13. The device of claim 1, wherein the adaptive release actuator is triggered through a feedback loop comprising (i) threshold detection logic, (ii) a proportional-integral-derivative (PID) controller tuned for individual wound response profiles, and (iii) an actuator activation queue optimized to avoid thermal saturation zones.
14. The device of claim 1, wherein the hydrogel matrix includes thermoresponsive channels patterned by soft lithography, said channels functioning as passive transport modulators whose permeability increases by 2-3× in response to wound temperature rising above 36.5° C.
15. The device of claim 1, wherein the adaptive release actuator is further configured to execute multi-dimensional dose prioritization based on real-time wound condition vectors derived from sensor fusion, said vectors comprising temporal pH gradients, sub-dermal thermal shifts, and impedance phase angle variances, wherein said actuator includes a tri-zonal microheating array fabricated using indium tin oxide (ITO) patterned on a polyimide substrate via photolithographic etching, and wherein each microheater is co-located with a thermosensitive microcapsule cluster encapsulated with a honey bee-derived agent of distinct function, such that raw honey is assigned to core inflammatory zones, propolis extract to oxidative stress margins, and beeswax emulsion to epithelialization fronts, the prioritization logic being determined by a predictive algorithm executed by the logic control unit, said algorithm comprising a hybrid convolutional recurrent neural network trained to infer wound zone function class from spatiotemporal sensor inputs and to sequentially trigger microheater actuation in order of therapeutic urgency with a temporal resolution below 30 seconds.

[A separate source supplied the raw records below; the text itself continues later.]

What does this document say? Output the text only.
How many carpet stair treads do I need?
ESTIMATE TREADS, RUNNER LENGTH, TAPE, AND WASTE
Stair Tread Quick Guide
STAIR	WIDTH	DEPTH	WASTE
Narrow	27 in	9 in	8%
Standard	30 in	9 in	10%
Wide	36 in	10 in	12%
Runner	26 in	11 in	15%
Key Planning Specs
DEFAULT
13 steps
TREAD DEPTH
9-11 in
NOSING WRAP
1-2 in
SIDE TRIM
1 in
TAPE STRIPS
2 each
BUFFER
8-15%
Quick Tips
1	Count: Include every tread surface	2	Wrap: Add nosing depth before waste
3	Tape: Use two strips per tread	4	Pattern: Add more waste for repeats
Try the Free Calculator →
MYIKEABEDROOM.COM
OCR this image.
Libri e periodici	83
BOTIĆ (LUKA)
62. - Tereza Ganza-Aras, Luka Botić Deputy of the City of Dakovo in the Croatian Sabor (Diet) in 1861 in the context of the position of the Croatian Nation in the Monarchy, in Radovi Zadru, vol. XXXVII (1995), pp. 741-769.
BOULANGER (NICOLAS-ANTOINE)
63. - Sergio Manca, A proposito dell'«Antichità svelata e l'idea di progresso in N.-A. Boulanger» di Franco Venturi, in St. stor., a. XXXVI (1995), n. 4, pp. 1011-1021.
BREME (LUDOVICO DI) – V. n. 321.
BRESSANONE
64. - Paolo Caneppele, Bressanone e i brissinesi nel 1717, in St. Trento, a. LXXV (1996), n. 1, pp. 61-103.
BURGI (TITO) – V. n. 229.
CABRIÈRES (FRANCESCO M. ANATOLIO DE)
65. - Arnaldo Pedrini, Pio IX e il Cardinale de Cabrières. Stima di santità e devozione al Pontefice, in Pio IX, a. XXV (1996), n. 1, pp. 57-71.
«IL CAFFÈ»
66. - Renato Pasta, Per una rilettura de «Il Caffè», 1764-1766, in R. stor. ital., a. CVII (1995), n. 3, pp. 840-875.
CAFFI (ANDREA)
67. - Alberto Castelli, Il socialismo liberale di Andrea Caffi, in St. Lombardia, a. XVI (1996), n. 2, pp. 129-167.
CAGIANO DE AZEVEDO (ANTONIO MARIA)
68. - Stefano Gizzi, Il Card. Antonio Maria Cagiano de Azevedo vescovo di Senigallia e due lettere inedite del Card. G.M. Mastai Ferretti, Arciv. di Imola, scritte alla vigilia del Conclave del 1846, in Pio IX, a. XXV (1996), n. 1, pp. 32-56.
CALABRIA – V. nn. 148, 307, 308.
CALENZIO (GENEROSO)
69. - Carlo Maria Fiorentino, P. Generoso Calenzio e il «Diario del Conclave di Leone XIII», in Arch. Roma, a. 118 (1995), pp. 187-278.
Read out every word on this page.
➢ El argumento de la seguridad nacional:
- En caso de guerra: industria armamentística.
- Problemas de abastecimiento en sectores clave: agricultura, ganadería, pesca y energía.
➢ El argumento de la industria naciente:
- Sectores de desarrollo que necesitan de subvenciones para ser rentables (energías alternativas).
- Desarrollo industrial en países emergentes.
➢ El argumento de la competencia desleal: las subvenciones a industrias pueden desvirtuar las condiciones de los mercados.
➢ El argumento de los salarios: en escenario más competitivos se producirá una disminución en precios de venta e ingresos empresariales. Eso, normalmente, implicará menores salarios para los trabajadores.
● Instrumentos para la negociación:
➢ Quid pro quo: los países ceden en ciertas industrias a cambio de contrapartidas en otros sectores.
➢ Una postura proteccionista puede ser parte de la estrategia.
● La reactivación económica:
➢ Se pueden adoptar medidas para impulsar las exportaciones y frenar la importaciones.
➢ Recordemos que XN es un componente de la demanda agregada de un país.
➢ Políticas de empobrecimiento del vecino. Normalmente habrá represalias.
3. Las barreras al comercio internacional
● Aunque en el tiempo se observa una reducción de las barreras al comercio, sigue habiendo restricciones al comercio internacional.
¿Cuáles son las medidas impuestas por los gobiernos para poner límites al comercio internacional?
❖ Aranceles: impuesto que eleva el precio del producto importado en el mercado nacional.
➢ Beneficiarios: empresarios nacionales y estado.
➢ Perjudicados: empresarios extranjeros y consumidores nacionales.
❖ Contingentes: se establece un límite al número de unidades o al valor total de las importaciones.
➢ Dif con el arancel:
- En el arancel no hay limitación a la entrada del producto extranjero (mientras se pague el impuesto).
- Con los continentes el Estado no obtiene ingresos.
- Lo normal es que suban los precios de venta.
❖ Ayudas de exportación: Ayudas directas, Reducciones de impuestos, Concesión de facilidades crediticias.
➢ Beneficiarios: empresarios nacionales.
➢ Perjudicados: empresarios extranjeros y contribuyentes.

16. The device of claim 1, wherein the logic control unit is further programmed to implement a closed-loop feedback optimization protocol comprising: (i) real-time wound state classification into five microphases using an LSTM-based inference engine; (ii) therapeutic capsule depletion tracking using a dynamic lookup table indexed by capsule type, location, prior release timestamp, and actuator trigger count; (iii) long-range depletion forecasting via a forward-modeling Kalman predictor trained on at least 2,000 wound treatment datasets; and (iv) actuation efficiency scoring derived from feedback success correlation between predicted and actual healing progression, wherein said optimization loop is executed once every 15 minutes, logged to encrypted firmware memory in 256-bit SHA-encrypted blocks, and used to adjust control parameters including activation delay (td), actuator pulse width (pw), and maximum spatial redundancy (Rmax) such that the therapeutic delivery strategy converges on a clinically optimal release envelope while preserving remaining microcapsule density above 15% until wound closure is predicted, with all loop parameters tunable via authenticated remote clinician interface through a Bluetooth Low Energy (BLE) telemetry module embedded in the logic control unit.